Despite the claim that the issues were beyond its control, Donegal cannot hide from its 52.5 per cent shareholding of Carbury before the Monaghan merger. As a result, a prior year adjustment will have a negative profit effect of €1.365 million on Donegal's results for 2003, a year in which its pretax profit was €5.93 million.

With a market cap of €42.6 million, Donegal is but a small player on the exchange. Still, the very least that could be expected of any public company is that it should file its results on time. Following a profit warning in January, those results are already set to disappoint investors.

Walsh has nothing of note to declare to LSE

Former Aer Lingus chief Willie Walsh is coming to the end of his first week at British Airways. For the next few months the former pilot will shadow Rod Eddington, the current chief executive, and see how things are done at the airline's Waterside headquarters.

One of Walsh's first tasks was to submit a director's declaration to the London Stock Exchange (LSE). This is information required on the appointment of a new director. The declaration reveals that Walsh's only current directorship is Fyffes plc. The declaration also refers to the former Aer Lingus boss as William Matthew Walsh no less. Very high society.

The rest of the declaration is relatively routine, but British Airways shareholders will be mighty relieved to see that Walsh answered in the negative when asked about "unspent convictions in relation to indictable offences".

Groundhog day for Waterford investors

Waterford Wedgwood shareholders must feel like extras in the movie Groundhog Day these days. Every time they think news of their investment can get no worse, along comes another profit warning or restructuring.

Only six months ago, chairman Sir Anthony O'Reilly urged them to dig deep to pay for the purchase of Royal Doulton. Analysts questioned the wisdom of the deal, but O'Reilly saw a perfect merger and said investors were unlikely to see shares at the rights issue price of six cent again.

Talk about tempting fate. As soon as the put upon investors had forked out the required €100 million and Royal Doulton was acquired, the share price went into reverse. Within six weeks, the whole company was worth less than the €100 million they had paid for their January rights.

Now, shareholders are again being asked to believe in a company that has a long track record in disappointment - with their money, of course.

Another restructuring - the third in just over four years - another €100 million. Only this time, the six cent a share being asked of them is ahead of the price at which the shares have been trading - a new trick for a rights issue.

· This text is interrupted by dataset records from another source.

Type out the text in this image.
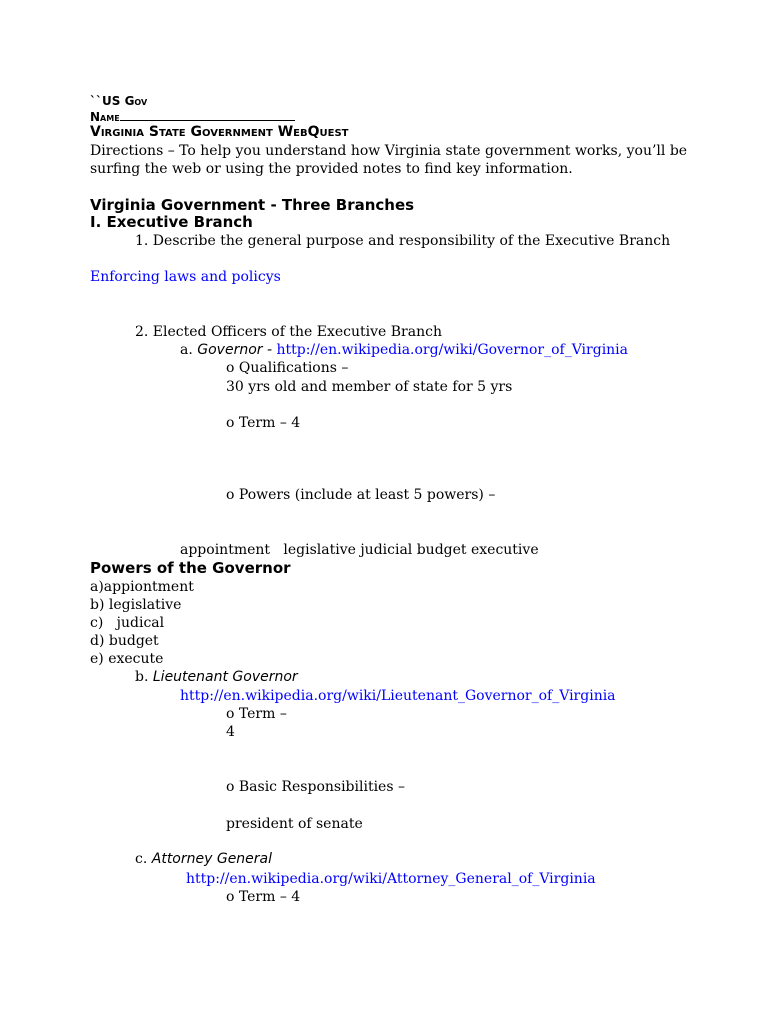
``US Gov
Name
Virginia State Government WebQuest
Directions – To help you understand how Virginia state government works, you’ll be
surfing the web or using the provided notes to find key information.
Virginia Government - Three Branches
I. Executive Branch
1. Describe the general purpose and responsibility of the Executive Branch
Enforcing laws and policys
2. Elected Officers of the Executive Branch
a. Governor - http://en.wikipedia.org/wiki/Governor_of_Virginia
o Qualifications –
30 yrs old and member of state for 5 yrs
o Term – 4
o Powers (include at least 5 powers) –
appointment   legislative judicial budget executive
Powers of the Governor
a)appiontment
b) legislative
c)   judical
d) budget
e) execute
b. Lieutenant Governor
http://en.wikipedia.org/wiki/Lieutenant_Governor_of_Virginia
o Term –
4
o Basic Responsibilities –
president of senate
c. Attorney General
http://en.wikipedia.org/wiki/Attorney_General_of_Virginia
o Term – 4
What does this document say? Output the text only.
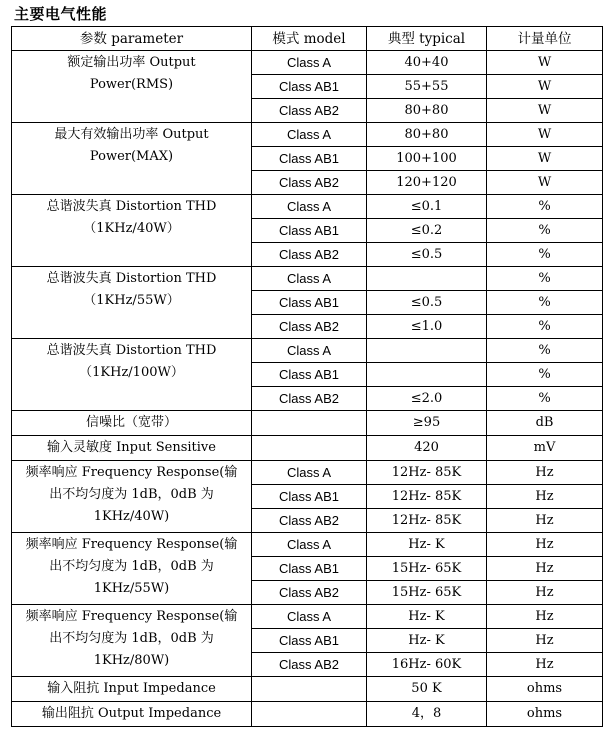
主要电气性能
参数 parameter	模式 model	典型 typical	计量单位

额定输出功率 Output
Power(RMS)	Class A	40+40	W
	Class AB1	55+55	W
	Class AB2	80+80	W

最大有效输出功率 Output
Power(MAX)	Class A	80+80	W
	Class AB1	100+100	W
	Class AB2	120+120	W

总谐波失真 Distortion THD
（1KHz/40W）	Class A	≤0.1	%
	Class AB1	≤0.2	%
	Class AB2	≤0.5	%

总谐波失真 Distortion THD
（1KHz/55W）	Class A		%
	Class AB1	≤0.5	%
	Class AB2	≤1.0	%

总谐波失真 Distortion THD
（1KHz/100W）	Class A		%
	Class AB1		%
	Class AB2	≤2.0	%

信噪比（宽带）		≥95	dB

输入灵敏度 Input Sensitive		420	mV

频率响应 Frequency Response(输
出不均匀度为 1dB，0dB 为
1KHz/40W)	Class A	12Hz- 85K	Hz
	Class AB1	12Hz- 85K	Hz
	Class AB2	12Hz- 85K	Hz

频率响应 Frequency Response(输
出不均匀度为 1dB，0dB 为
1KHz/55W)	Class A	Hz- K	Hz
	Class AB1	15Hz- 65K	Hz
	Class AB2	15Hz- 65K	Hz

频率响应 Frequency Response(输
出不均匀度为 1dB，0dB 为
1KHz/80W)	Class A	Hz- K	Hz
	Class AB1	Hz- K	Hz
	Class AB2	16Hz- 60K	Hz

输入阻抗 Input Impedance		50 K	ohms

输出阻抗 Output Impedance		4，8	ohms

The question for shareholders is whether this plan is the one that will finally drag the company back to a future. Analysts are uncertain, although they concede that the company has finally taken the radical action that has long been needed ... at least most of the analysts have.

The company's broker, Davy, has been strangely silent - it failed even to mention events at the company to clients in its regular morning briefing yesterday. Interestingly, Davy, which was part-underwriter of the previous rights issue, will take no part as underwriter this time around. Hardly a ringing endorsement.